A
aplicação da lei da Ficha Limpa tem demonstrado que os candidatos impugnados
mantêm-se na disputa através de familiares, na maioria das vezes as esposas,
para exercer o cargo para o qual foram vetados de forma indireta.
É
um truque que não encontra antídoto na legislação e que, na prática, burla o
espírito do que pretendeu o legislador ao aprovar a restrição a quem já
registra uma condenação por colegiado, ou seja, em segunda instância.
O
recurso tem sido farto em exemplos, alguns de maior repercussão pela
notoriedade dos candidatos, casos de Joaquim Roriz no Distrito Federal, em
2010, quando impôs à esposa, Weslian Roriz, um dos capítulos mais ridículos e
constrangedores em campanhas políticas.
Até
hoje circulam na Internet os vídeos da ex-quase futura primeira dama, alçada à
condição de candidata, nos debates locais, nos quais não falava coisa com
coisa, não entendia o que lhe era perguntado, pedia para que fossem repetidas
as perguntas e quase sempre respondia sobre outro tema – não para tangenciar a
questão, mas por não saber mesmo do que estava tratando.
Weslian
Roriz teve 32% dos votos, o que merece uma pausa para reflexão.

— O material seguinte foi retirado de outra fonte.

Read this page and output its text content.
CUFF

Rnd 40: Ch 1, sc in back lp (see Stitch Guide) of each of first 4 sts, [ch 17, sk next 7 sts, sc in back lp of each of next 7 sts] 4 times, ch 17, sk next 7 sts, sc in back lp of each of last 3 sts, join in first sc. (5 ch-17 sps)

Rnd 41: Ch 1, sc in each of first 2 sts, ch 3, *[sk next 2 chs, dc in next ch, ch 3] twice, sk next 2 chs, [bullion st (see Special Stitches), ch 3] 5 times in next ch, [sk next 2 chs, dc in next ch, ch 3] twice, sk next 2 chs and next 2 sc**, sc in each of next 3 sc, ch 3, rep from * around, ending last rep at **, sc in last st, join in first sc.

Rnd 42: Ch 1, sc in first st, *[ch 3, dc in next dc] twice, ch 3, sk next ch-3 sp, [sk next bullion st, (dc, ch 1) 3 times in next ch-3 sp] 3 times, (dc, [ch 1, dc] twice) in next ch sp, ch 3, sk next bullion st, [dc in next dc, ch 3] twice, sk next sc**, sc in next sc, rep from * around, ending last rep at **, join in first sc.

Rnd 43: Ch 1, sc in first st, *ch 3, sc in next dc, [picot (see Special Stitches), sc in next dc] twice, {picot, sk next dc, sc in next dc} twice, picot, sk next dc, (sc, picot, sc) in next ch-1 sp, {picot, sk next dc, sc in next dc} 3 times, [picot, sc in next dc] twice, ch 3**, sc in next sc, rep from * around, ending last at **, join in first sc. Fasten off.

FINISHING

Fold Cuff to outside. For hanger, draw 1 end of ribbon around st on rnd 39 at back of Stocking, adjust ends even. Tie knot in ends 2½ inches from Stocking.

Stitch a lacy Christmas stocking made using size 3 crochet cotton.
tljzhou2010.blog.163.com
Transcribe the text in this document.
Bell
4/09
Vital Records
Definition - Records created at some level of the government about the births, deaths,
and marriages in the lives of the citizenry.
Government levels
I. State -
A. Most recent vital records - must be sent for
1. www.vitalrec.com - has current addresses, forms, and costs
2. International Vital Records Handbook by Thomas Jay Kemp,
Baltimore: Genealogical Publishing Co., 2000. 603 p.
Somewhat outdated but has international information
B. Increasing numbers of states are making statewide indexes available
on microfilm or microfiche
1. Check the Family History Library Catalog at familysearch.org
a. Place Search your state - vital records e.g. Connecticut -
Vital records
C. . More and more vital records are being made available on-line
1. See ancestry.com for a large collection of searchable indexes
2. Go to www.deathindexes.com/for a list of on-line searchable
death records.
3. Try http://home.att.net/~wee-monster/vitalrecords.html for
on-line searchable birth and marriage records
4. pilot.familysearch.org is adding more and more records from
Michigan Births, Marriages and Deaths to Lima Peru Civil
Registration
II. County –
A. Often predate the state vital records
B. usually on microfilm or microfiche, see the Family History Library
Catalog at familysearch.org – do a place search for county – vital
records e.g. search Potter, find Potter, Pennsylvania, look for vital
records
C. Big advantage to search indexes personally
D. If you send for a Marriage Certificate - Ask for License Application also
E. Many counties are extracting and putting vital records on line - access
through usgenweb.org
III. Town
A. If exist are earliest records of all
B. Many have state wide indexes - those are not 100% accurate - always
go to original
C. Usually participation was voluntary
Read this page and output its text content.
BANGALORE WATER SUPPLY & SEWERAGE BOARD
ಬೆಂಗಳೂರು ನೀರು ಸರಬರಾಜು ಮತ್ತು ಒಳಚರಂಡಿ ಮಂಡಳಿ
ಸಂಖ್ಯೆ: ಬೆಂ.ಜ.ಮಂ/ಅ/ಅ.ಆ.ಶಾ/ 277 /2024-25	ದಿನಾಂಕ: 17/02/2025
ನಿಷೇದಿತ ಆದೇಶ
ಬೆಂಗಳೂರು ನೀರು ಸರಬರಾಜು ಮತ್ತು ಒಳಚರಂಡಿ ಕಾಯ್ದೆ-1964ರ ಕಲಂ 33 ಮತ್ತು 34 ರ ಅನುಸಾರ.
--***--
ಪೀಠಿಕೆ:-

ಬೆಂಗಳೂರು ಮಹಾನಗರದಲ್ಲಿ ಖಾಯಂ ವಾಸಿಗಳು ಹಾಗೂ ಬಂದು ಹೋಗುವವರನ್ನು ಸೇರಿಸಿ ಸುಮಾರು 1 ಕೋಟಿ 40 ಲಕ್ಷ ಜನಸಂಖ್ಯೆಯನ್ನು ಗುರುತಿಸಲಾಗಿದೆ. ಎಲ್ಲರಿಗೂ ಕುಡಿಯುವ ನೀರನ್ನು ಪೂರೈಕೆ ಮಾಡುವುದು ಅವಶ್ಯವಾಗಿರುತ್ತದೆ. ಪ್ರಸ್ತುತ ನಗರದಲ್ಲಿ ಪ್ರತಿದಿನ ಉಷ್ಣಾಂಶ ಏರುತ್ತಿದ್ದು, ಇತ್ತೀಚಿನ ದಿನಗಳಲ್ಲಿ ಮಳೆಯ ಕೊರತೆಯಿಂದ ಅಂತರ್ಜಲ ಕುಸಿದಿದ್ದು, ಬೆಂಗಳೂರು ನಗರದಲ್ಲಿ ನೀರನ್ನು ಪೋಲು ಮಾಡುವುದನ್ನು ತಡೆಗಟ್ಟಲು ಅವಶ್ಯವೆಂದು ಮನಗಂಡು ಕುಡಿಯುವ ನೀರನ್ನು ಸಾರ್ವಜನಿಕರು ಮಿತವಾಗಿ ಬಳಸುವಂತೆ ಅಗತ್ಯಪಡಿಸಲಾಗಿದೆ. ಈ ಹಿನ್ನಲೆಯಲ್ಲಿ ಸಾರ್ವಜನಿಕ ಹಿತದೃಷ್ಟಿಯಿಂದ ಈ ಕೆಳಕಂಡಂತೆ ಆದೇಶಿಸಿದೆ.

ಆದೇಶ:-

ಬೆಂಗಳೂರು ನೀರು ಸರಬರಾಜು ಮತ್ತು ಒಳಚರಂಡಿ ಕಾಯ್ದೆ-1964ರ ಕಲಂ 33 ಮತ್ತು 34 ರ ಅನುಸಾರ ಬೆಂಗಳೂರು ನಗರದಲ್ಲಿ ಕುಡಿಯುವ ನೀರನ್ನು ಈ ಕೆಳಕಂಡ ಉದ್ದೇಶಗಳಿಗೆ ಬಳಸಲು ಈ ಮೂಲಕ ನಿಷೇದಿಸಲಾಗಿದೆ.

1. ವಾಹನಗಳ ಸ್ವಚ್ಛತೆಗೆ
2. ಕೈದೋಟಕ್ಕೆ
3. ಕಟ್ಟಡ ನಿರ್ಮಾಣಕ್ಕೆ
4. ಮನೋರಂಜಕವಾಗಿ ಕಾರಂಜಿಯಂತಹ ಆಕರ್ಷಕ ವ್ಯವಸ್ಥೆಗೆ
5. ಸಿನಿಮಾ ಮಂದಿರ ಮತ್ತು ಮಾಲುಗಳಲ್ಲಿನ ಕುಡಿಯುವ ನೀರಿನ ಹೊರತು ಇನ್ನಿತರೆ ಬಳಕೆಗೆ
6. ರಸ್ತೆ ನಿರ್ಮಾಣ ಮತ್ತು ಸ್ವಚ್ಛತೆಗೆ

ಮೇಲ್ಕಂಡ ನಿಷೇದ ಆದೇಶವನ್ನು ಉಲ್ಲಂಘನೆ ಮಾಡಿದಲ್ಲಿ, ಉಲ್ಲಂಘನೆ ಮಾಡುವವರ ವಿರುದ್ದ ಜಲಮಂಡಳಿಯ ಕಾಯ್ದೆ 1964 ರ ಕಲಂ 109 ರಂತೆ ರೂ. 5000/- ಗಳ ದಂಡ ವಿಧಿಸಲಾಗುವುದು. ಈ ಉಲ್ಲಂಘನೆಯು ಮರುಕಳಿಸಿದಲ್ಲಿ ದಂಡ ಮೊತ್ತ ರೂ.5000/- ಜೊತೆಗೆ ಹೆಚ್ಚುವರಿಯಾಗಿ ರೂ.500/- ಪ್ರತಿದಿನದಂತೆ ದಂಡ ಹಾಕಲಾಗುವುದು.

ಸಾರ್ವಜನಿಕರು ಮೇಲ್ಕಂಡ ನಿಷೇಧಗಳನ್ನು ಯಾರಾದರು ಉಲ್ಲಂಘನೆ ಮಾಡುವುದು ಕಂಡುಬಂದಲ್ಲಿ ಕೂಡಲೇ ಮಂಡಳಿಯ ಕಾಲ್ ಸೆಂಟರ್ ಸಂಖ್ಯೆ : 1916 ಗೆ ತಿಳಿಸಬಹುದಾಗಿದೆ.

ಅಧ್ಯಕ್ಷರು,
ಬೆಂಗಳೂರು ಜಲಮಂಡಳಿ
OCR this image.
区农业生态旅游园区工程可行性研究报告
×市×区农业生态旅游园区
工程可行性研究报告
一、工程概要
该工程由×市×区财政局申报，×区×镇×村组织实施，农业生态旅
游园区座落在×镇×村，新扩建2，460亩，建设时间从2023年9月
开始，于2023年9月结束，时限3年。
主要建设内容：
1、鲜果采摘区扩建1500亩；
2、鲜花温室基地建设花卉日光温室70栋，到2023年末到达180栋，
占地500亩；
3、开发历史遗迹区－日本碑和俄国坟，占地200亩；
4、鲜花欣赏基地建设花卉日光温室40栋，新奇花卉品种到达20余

Sua força
eleitoral provinha do marido, que governou Brasília por quatro vezes – a
primeira, por nomeação do então presidente José Sarney, as demais em eleição
direta.
Roriz
deu origem aos problemas de lotamentos ilegais na Capital, distribuindo terras
e promovendo uma migração sem antecedentes na política barsileira, para a
formação de currais na periferia de Brasília que lhes são fiéis até hoje.
Nos
governos do PT que se seguiram, no rastro da banalização da ocupação
periférica, os condomínios irregulares no Plano Piloto formaram uma extensão
dos loteamentos à classe média, institucionalizando a politização da gestão
territorial, até hoje uma dor de cabeça para o Estado e para os beneficiários.
Roriz
tentou sem êxito garantir sua candidatura nas instâncias judiciais superiores,
a exemplo de seu discípulo, José Roberto Arruda, que renunciou à candidatura
em favor de Jofran Frejat, ex-secretário de Saúde de seu governo anterior,
interrompido pela cassação que deu causa à atual impugnação.
Flavia Arruda |
Mas
Arruda garantiu o lugar de vice na chapa à sua mulher, Flávia, cuja biografia
política se resume ao de companheira solidária no calvário que se seguiu à
deposição do marido. O mais incrível é que, mesmo diante da ostensiva manobra,
anunciou que seu gesto deve ser interpretado como o fim de sua carreira
pública.
Dois
outros candidatos foram pelo mesmo caminho. Neudo Campos (PP), ex-governador de
Roraima, renunciou em favor de sua mulher, sem esconder que pretende governar
através dela. Foi explícito: “Serei sua sombra no governo”, disse com a
desfaçatez dos cínicos. Campos foi condenado em dois processos distintos, em
duas instâncias.
José
Riva (PSD), candidato em Mato Grosso, tentou até o limite manter a candidatura,
mas vencido no Tribunal Superior Eleitoral, colocou a mulher, Janete, em seu
lugar e fará a campanha com ela. Riva é um recordista: condenado por improbidade
administrativa quatro vezes , em segunda instância, chegou a ser preso durante
a Operação Ararath por suposto envolvimento em um esquema de lavagem de
dinheiro por meio de factorings.
Passou
três dias no Complexo da Papuda, em Brasília, e depois foi solto.
Aparentemente,
a garantia constitucional dos direitos individuais desautoriza ideias de
extensão do veto a parentes, para impedir que, na prática, o condenado governe.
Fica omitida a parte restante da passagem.